According to farmers, the influx of those poultry products – whose sources and quality could not be ascertained – is not only killing the local poultry industry but also poses a health threat to the consuming public.
The GNPFA is also warning that the development will trickle down to affect gains chalked up in the production of maize under the Planting for Food and Jobs, if measures are not put in place to address the challenge.
“Things are terrible. Sometimes we look at the surface of it and make it look like it is not alarming; but if you look at how it trickles down to even the maize farmers, then you get a better picture. If the eggs are not sold, we can have a situation where we throw the eggs away – meaning production cost has gone down the drain.
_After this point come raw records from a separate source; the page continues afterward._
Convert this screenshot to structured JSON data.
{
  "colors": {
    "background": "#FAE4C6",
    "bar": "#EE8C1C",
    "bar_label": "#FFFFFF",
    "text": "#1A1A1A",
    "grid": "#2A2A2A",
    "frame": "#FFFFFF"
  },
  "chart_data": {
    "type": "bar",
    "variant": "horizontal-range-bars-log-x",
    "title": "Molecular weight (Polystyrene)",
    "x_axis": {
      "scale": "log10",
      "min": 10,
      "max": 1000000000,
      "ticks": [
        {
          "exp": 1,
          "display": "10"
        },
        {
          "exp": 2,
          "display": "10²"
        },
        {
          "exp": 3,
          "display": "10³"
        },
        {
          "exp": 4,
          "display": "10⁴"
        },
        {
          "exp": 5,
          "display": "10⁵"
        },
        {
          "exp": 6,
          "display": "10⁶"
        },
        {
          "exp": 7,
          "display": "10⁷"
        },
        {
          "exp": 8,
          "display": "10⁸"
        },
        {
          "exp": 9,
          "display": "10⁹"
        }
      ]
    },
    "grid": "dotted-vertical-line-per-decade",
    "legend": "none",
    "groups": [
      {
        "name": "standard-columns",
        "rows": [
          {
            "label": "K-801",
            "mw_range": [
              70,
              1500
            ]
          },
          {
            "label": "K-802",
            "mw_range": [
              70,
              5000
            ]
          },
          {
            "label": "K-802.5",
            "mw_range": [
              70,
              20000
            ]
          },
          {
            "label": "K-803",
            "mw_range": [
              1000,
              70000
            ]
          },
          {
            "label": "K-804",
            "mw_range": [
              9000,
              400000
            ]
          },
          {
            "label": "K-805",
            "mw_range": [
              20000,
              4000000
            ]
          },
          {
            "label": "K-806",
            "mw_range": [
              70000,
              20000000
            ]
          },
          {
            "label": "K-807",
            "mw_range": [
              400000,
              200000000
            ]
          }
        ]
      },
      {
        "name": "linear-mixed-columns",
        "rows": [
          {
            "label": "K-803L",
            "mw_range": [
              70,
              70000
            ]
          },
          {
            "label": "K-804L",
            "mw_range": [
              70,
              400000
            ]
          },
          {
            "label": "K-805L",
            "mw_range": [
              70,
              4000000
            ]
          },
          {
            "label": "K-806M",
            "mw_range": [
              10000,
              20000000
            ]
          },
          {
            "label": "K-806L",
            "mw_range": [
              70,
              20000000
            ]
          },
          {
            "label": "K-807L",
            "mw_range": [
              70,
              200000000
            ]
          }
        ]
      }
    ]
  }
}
“This means we can’t pay for the feed that was given to the birds; and if that happens, we are not going to get money to even buy the feed. So, the man who is producing maize will not have a market. It is terrible. If we are not able to market and let the eggs go waste, the industry is going to collapse,” the Chief Executive Officer of AGLOW Farms and member of GNPFA told this paper.
He added that: “If you look at maize that is produced, over 70 percent is consumed by the poultry industry. If poultry is not functioning, maize will not have any market.”
Players in the sector also want individuals to increase their intake of eggs as they begin a ‘One Day, One Egg’ campaign. The campaign will talk to the health benefits of eggs and how they are great immune-boosters in this time of COVID-19. They also calling on corporate Ghana to help alleviate their plight by donating more eggs for vulnerable groups to help boost their immune systems.